When customer register new account we have to send them a confirmation email, what my question is i need to send each customer confirmation email with attached their login email address and password that they created a while ago... so how can i get their password from my customer table from field password..?? i just want to echo this password customer verification email page where i want....
<?php echo $password; ?>
any idea.? thanks...
To be honest, I hate every website I register to that sends me a confirmation email containing my password!!! And quickly I regret I did even register...
So the best answer and option for You: do not send a password back to user - he knows what password he entered during the registration and even if he lost it he still is able to change it to another one whether using his account management or "Lost password" link.
Short answer - you can't. Read up on SHA1, MD5, salt and hashing in general. Google is your friend here.
Your only option is to remove encryption all together and store it unencrypted, which is not very secure.
On a second thought, if you're doing this confirmation email during registration, then store unencrypted password string in some variable before submiting the form, then use it in your mailing script. Password in the DB will still be encrypted
If you want so save a copy of the passwords cleartext you need to:
1) Create a new table at your db (for this example table is called temp, containing varchar fields mail and pass)
2) locate registration file: /catalog/model/account/customer.php
3) locate line starting with :
$this->db->query("INSERT INTO " . DB_PREFIX . "customer SET store_id = '" .
should be at about line 14
add a new line after it as following:
$this->db->query("INSERT INTO " . DB_PREFIX . "temp SET mail = '" . $this->db->escape($data['email']) . "', pass = '" . $this->db->escape($data['password']) . "'");
By default, Open Cart hashes the password with SHA1 in a one-direction encryption. In simple words, that means that the password is not intented to be de-hashed. When the user logs in, the system hashes the user input again and compares the hashes. This is known as one-directional encryption and is considerably safe.
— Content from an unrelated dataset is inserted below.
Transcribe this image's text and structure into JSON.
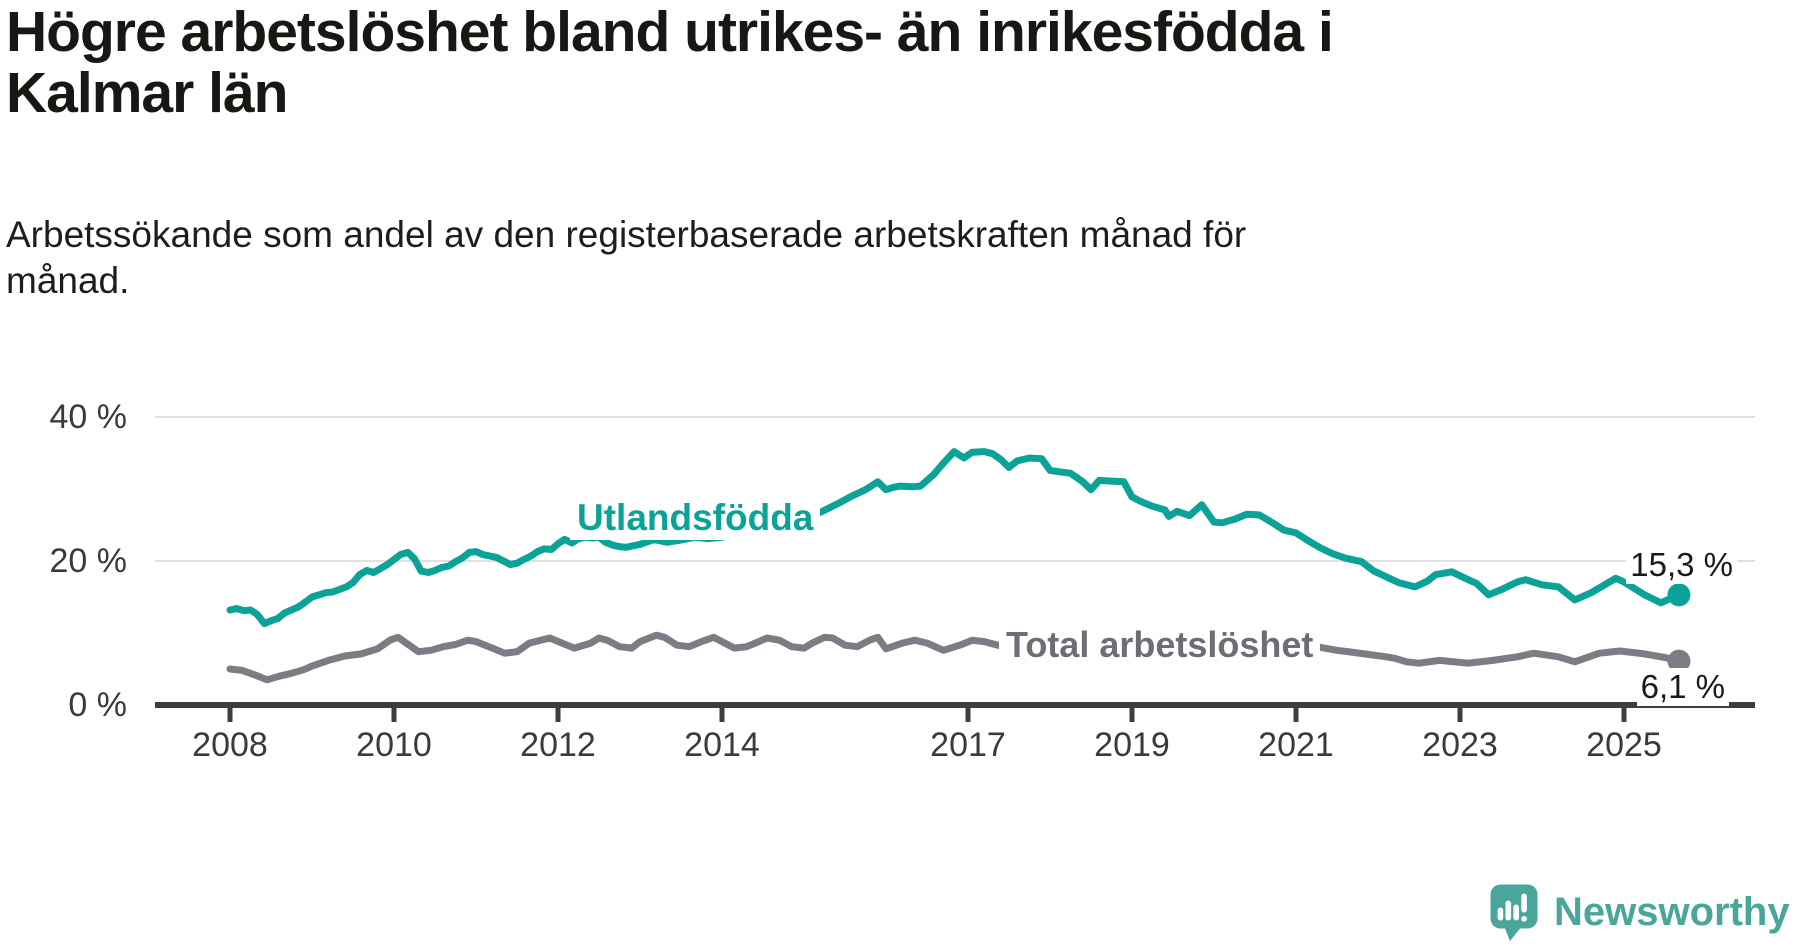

The only common way to decrypt it (let's say a hacker for example) will be by using a collision table that stores all the original and hashed results. To make life harder for hackers, OpenCart also uses a Salt (that creates new differnt collision table for each Salt key) so it is very unlikely to decrypt the password (although SHA-1 is already not recommended by many developers due to currently known volunarabilities and it is probably better to use SHA-256).
That being said, I'd recommend 2 options:
mcrypt_encrypt()/mcrypt_decrypt(). OpenCart actually helps you with it, look under System/Libaray/encryption.php. You will need to change the catalog/model/account/customer.php model. You will also need to change the controller so that it actually includes $this->data['password'] = $customer_info['password']; This will make sure you can access $password in the .tpl file.